Gallagher starts the film as someone whose drive is the pursuit of his prey. As the film progresses, his character unfolds. Up to this point, its obvious Gallagher follows Beck’s lead in trying to look human. This all falls apart in the beautiful scene where Gallagher eats dinner with Beck’s family. Beck’s wife asks standard questions to him; what’s Seattle is like (he doesn’t answer), where he’s from (tellingly he points up), and finally about his family. MacLachlan plays it quiet here. He remains eerie and alien. However, he’s deeply empathetic revealing Gallagher’s wife and child are dead. It’s maybe the most emotion displayed by this character to this point. Here is where we realize Earth/American isn’t where he finds his prey in what’s possibly a centuries long pursuit. This is a place he can erase the past and start over.
Jack Sholder filters these journeys through the vocabulary 1980s action filmmaking. All of the scenes with the antagonist become an 80s action movie played to 11. The car chases are incredibly fast. Anytime it’s in a gun fight, the weapons only get bigger with each scene. This alien creature seems to take joy in the fact it can’t feel pain, allowing every gunfight to turn its host into Swiss cheese. Meanwhile, Gallagher and Beck seem to be in a buddy cop drama. They bicker about who they’re chasing and how to catch them. Gallagher withholds relevant information partly because Beck won’t believe him. Possibly because it amuses him. Yet these interactions allow him to become more human. If anything, being seen in these forms of filmmaking allows both aliens to critique both the excesses of the 1980s and the American experience.

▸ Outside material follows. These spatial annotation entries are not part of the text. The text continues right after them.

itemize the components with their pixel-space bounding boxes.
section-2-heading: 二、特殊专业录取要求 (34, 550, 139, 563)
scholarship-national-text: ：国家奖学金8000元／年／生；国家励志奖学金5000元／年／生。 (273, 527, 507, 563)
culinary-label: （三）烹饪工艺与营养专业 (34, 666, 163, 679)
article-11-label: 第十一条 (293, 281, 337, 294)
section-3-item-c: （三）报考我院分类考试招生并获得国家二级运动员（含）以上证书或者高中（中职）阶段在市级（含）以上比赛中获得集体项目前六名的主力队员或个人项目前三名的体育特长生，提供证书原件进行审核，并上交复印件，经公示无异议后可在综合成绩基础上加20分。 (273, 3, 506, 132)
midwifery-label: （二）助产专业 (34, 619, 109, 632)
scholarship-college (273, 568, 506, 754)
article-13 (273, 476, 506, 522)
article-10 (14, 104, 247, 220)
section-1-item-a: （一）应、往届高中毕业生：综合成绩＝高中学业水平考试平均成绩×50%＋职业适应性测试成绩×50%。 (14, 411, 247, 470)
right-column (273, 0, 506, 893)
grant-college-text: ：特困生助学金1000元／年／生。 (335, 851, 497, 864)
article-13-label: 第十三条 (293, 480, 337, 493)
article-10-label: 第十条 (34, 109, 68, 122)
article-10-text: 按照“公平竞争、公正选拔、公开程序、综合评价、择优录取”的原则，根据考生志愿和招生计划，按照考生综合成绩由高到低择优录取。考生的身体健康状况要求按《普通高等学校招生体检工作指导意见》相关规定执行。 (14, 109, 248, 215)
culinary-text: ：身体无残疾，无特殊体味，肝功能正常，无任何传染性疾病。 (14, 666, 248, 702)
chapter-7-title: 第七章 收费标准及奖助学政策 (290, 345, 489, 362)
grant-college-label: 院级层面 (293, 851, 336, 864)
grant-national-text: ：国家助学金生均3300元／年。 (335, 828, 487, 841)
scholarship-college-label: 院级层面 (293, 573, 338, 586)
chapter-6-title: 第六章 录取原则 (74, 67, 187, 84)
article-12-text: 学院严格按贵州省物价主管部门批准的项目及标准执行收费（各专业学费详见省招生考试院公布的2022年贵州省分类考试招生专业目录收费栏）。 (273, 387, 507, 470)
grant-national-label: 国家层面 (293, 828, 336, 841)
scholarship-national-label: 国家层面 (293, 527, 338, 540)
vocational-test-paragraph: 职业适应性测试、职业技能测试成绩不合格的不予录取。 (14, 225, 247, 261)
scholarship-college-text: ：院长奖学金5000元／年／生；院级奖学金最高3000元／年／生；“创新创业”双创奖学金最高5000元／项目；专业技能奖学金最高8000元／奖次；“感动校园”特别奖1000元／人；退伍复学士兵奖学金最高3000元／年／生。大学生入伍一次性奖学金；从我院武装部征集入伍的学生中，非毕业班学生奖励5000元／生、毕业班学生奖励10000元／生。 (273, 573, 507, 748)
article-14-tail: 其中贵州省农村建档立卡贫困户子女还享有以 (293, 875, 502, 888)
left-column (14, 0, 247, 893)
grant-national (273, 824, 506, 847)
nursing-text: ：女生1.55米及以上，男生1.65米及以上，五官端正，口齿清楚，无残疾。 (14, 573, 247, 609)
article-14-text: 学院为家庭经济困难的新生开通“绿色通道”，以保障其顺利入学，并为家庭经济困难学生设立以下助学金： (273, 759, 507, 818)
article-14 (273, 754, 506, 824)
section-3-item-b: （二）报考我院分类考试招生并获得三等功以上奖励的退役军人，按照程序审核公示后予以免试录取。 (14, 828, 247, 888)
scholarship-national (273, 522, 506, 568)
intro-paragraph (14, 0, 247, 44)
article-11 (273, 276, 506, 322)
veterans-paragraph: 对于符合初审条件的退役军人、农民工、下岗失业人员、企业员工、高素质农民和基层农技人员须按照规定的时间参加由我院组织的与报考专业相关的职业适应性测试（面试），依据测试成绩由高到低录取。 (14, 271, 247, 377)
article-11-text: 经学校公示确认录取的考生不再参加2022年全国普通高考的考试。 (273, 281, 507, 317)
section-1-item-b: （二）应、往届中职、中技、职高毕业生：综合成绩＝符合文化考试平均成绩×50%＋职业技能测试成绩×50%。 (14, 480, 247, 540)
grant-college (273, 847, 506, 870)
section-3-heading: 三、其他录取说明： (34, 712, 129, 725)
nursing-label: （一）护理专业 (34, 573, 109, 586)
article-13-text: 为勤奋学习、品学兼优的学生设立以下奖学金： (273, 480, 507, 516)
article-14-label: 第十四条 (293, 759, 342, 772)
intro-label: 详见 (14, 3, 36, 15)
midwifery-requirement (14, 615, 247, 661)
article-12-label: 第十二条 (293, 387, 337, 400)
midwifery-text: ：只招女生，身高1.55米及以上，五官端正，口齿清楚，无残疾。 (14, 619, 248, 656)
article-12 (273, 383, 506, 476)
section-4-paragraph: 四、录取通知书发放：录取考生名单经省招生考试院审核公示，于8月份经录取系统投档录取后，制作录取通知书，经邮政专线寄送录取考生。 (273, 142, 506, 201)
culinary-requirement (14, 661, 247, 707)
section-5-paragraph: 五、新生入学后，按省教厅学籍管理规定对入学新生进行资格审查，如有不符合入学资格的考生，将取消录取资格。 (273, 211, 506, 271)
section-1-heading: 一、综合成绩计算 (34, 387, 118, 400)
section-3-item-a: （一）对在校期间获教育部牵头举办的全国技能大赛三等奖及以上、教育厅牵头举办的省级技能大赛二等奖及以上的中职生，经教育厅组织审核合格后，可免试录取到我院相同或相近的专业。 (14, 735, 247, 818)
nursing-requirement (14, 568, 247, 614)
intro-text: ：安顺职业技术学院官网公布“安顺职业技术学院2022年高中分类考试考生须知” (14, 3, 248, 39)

If not for Kyle MacLachlan’s performance and Jack Sholder’s excellent direction, The Hidden might have been an 80s VHS curiosity. An episode of the Outer Limits put on steroids. Instead, this is a film about two outsiders who come to America. One see it as a place exploit to their various vices. The other slowly realizes this is where they will start a new life. It’s science fiction pedigree cleverly hides we’re watching a uniquely American story.